Torna il più importante evento di piazza dedicato al patrimonio culturale e paesaggistico del nostro Paese con l’apertura di 750 luoghi speciali in 400 città.
Un’edizione speciale, in occasione dei 50 anni della fondazione, che si svolgerà sabato 22 e domenica 23 marzo.
Si tratta delle Giornate FAI di Primavera, un evento nazionale giunto alla 33ª edizione di partecipazione attiva e di raccolta pubblica di fondi organizzato dal FAI-Fondo per l’Ambiente Italiano ETS grazie all’impegno e all’entusiasmo di migliaia di volontari.

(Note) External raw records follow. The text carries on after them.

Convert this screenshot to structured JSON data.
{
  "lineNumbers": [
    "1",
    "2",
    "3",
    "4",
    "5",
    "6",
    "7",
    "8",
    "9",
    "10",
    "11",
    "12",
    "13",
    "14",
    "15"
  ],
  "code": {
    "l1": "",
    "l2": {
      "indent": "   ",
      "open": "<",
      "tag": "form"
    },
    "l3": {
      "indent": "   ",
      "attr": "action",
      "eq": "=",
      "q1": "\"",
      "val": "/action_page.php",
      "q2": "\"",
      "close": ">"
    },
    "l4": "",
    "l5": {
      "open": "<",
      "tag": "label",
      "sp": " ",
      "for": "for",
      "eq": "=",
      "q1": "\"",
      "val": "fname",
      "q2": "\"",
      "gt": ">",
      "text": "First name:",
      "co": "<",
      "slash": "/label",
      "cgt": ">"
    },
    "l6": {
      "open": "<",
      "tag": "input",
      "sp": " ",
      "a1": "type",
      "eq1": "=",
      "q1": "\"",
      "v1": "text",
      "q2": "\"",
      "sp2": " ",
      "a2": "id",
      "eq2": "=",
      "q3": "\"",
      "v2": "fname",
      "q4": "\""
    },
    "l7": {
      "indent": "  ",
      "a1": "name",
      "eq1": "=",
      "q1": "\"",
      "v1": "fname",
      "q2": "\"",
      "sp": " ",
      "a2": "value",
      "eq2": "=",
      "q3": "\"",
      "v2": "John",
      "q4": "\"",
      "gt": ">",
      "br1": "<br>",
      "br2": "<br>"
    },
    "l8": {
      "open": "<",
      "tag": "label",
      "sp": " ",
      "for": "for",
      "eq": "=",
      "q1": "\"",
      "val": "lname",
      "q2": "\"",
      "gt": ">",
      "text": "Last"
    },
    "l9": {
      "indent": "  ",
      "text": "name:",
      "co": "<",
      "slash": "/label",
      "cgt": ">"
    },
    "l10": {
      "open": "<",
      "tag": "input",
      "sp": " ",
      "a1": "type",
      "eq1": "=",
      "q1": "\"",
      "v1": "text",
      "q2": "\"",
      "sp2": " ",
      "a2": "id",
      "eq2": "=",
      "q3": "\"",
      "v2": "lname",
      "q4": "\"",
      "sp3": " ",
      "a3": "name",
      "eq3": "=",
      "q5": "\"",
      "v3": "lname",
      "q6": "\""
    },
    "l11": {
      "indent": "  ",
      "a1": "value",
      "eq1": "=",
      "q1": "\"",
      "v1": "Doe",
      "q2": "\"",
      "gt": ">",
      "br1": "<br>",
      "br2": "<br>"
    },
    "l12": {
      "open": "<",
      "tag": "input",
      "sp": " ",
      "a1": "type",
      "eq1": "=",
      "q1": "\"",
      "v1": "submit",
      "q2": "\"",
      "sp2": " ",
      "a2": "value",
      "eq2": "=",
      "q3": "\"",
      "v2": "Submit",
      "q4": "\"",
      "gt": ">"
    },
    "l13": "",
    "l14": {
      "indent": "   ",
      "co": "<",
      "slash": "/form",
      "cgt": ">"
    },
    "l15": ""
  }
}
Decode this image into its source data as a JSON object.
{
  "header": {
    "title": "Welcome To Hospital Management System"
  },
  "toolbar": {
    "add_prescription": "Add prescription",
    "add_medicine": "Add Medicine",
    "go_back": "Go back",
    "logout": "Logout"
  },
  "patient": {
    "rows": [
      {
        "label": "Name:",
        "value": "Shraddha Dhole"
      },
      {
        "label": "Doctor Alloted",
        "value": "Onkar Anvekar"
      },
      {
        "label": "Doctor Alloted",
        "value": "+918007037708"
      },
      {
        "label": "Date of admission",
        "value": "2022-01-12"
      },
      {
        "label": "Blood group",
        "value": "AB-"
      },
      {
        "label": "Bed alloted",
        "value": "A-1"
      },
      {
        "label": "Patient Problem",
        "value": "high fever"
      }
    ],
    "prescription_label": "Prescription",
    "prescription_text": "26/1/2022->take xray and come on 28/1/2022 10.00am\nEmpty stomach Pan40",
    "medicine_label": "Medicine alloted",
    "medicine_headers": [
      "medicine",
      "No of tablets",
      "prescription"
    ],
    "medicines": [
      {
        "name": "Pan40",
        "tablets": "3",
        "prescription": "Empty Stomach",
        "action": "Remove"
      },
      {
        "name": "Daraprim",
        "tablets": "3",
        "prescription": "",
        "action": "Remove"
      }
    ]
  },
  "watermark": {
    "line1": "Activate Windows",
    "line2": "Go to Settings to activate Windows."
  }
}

Le destinazioni d’interesse saranno visitabili a contributo libero, grazie ai volontari di 350 delegazioni e gruppi FAI attivi in tutte le regioni.
Le Giornate FAI rappresentano un momento di crescita educativa e culturale e di condivisione, strumenti essenziali per affrontare un mondo libero.
Il FAI fu fondato nel 1975 da Giulia Maria Crespi e Renato Bazzoni, con Alberto Predieri e Franco Russoli e si impegna a ribadire la missione culturale che la Fondazione svolge a fianco delle istituzioni, con i cittadini e per il Paese, e che si realizza nella cura e nella scoperta di tanti luoghi speciali – oltre 13 milioni visitatori, 16.290 luoghi aperti in oltre 7.000 città in 32 edizioni – con lo scopo di educare la collettività alla conoscenza, alla frequentazione e alla tutela del patrimonio di storia, arte e natura italiano.
Un percorso di cittadinanza che coinvolge istituzioni, associazioni, enti pubblici e privati, che in numero sempre maggiore vi collaborano grazie a una vasta e capillare rete territoriale, con un unico obiettivo: riconoscere il valore del nostro patrimonio culturale e con esso la nostra identità di cittadini europei.
“A questa edizione delle Giornate FAI del cinquantennale e alle 750 piazze italiane – che esse virtualmente rappresentano – l’auspicio che la nostra festosa, concreta e appassionata manifestazione del 22 e 23 marzo possa essere proposta, vissuta e percepita in questa ottica più ampia, più civile, più militante. Il mondo, e non solo noi europei, ne ha un immenso e drammatico bisogno. Viva l’Europa!” ha dichiarato Marco Magnifico, presidente FAI.
Le Giornate, anche in questa edizione, attraverseranno il Salento aprendo luoghi insoliti e normalmente inaccessibili oppure poco noti e valorizzati – per continuare assieme a meravigliarsi di fronte alla sorprendente vastità del patrimonio italiano, una festa con le persone e per le persone.
L’evento sarà preceduto dalle Anteprime di sabato 15 e domenica 16 marzo.
La Delegazione FAI di Lecce, il Gruppo Fai Ponte tra Culture, il Gruppo Finibus Terrae e la Delegazione del Salento Jonico consentiranno la visita al pubblico di 22 Luoghi, toccando ben 14 località salentine e coinvolgendo gli studenti di 26 Istituti scolastici oltre agli studenti della Facoltà di Beni Culturali di Lecce.
A questo fitto programma, si aggiunge, naturalmente, l’apertura del Bene FAI dell’Abbazia di Santa Maria di Cerrate e i suoi eventi speciali organizzati per l’occasione e la visita alla Chiesa dei S.S. Niccolò e Cataldo, Bene aperto tutto l’anno grazie al lavoro dei Volontari FAI.